We have evaluated arrival-time picking algorithms for downhole microseismic data. The picking algorithms that we considered may be classified as window-based single-level methods (e.g., energy-ratio [ER] methods), nonwindow-based single-level methods (e.g., Akaike information criterion), multilevel- or array-based methods (e.g., crosscorrelation approaches), and hybrid methods that combine a number of single-level methods (e.g., Akazawa’s method). We have determined the key parameters for each algorithm and developed recommendations for optimal parameter selection based on our analysis and experience.
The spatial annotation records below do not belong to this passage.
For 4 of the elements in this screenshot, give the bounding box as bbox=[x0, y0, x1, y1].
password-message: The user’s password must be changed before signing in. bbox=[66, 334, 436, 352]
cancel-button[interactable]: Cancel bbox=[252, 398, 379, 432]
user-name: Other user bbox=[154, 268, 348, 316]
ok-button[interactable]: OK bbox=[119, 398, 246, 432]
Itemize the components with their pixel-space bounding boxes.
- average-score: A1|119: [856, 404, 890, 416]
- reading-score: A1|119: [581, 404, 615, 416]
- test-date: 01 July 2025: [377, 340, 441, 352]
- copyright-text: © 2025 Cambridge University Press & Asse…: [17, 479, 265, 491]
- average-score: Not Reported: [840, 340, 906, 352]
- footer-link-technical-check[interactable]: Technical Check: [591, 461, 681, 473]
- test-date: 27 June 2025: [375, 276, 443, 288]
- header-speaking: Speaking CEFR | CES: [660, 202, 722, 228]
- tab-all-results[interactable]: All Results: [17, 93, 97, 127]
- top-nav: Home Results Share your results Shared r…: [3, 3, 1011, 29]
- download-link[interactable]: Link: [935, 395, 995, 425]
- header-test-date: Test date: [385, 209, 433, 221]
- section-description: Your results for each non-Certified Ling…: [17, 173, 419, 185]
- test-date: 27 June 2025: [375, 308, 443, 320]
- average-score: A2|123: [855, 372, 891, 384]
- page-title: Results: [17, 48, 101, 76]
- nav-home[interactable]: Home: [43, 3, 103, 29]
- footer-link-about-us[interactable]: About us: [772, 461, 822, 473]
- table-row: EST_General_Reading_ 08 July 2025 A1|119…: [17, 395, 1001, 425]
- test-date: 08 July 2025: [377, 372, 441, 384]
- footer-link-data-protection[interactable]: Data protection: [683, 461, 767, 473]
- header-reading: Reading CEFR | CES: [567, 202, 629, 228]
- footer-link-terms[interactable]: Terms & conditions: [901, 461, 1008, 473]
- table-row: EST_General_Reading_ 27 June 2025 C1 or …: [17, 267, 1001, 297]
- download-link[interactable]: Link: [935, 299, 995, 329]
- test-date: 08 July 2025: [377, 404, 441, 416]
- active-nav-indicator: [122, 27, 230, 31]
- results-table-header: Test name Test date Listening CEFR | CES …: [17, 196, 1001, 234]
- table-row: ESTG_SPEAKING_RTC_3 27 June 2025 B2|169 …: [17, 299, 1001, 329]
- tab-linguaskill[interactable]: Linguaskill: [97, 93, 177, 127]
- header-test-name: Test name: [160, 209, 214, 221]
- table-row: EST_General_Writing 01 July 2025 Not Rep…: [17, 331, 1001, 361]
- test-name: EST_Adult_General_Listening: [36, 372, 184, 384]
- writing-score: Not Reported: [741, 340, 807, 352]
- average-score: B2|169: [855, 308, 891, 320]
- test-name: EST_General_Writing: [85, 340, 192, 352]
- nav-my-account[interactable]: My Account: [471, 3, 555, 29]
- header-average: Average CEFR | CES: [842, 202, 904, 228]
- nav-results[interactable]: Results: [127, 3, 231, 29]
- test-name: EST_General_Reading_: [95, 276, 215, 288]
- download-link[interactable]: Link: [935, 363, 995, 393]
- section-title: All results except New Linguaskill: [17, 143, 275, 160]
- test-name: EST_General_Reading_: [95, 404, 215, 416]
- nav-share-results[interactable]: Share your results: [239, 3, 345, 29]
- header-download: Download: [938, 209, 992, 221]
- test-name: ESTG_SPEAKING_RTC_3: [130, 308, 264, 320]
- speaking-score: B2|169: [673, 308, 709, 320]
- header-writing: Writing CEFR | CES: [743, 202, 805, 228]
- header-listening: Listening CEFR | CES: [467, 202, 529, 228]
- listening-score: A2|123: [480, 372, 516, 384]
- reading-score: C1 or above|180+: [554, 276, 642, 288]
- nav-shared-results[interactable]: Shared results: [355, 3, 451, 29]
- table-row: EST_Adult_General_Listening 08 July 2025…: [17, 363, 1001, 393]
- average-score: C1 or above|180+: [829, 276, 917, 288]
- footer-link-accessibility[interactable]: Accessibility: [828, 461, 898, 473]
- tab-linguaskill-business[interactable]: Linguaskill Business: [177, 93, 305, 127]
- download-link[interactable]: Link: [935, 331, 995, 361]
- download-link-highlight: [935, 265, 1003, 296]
We evaluated the performance of these algorithms with the use of field examples from a downhole microseismic data set recorded in western Canada as well as with pseudo-synthetic microseismic data generated by adding 100 realizations of Gaussian noise to high signal-to-noise ratio microseismic waveforms. ER-based algorithms were found to be more efficient in terms of computational speed and were therefore recommended for real-time microseismic data processing. Based on the performance on pseudo-synthetic and field data sets, we found statistical, hybrid, and multilevel crosscorrelation methods to be more efficient in terms of accuracy and precision. Pick errors for S-waves are reduced significantly when data are preconditioned by applying a transformation into ray-centered coordinates.